Neobank Douugh Ltd (ASX: DOU) is going to expand into buy now, pay later according to media reports.
What is the news?
The Australian Financial Review’s Street Talk, which is usually on the money, has reported that Douugh has signed an agreement to partner with an a buy now, pay later (BNPL) operator on the ASX with the aim of launching a BNPL product in the US.
Douugh is doing a $10 million capital raising to kick things off. Apparently there’s a $2.5 million investment by a strategic partner.
These new shares are supposedly being offered at $0.22 per share, which represents a 15.1% discount to the last closing price and a 22.2% discount to the average price over the prior five days.
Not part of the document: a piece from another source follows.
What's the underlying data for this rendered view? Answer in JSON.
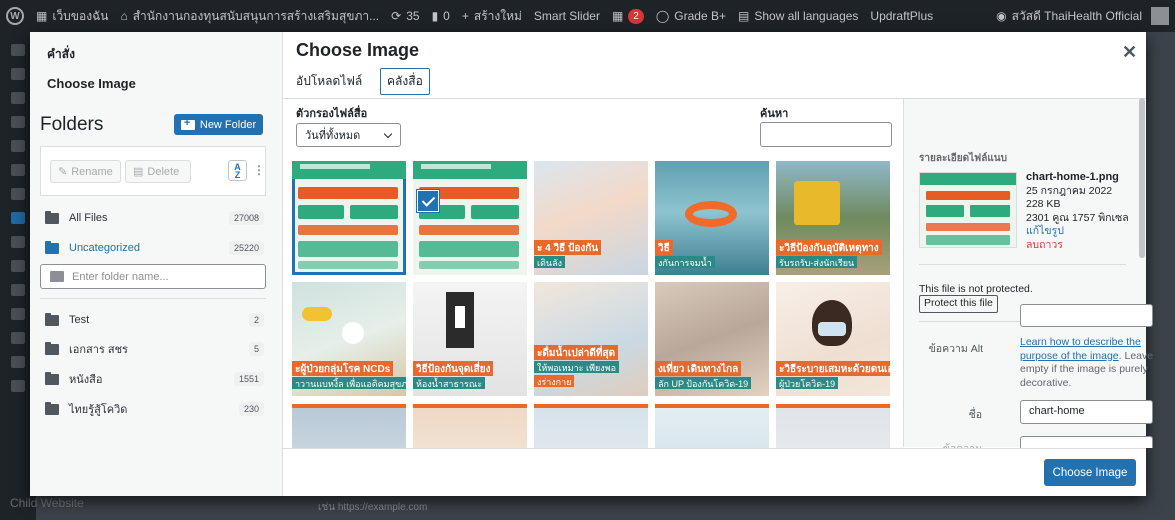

Douugh will reportedly offer a $1,000 line of credit for customers that can be spent anywhere and will be repaid in six weekly instalments. The listed strategic partner will give the balance sheet funding and take on the credit losses to service the offering.
Summary thoughts
This is an interesting move. Only time will tell whether it leads to strong, profitable growth for the business or whether it’s just a headline-maker. There are already a number of BNPL operators growing in the US, so it’ll be tough to grab a material slice of the market share.
For me, in terms of exciting ASX growth shares, I’m attracted to Pushpay more because it’s already profitable, demonstrating impressive scalability and still growing fast.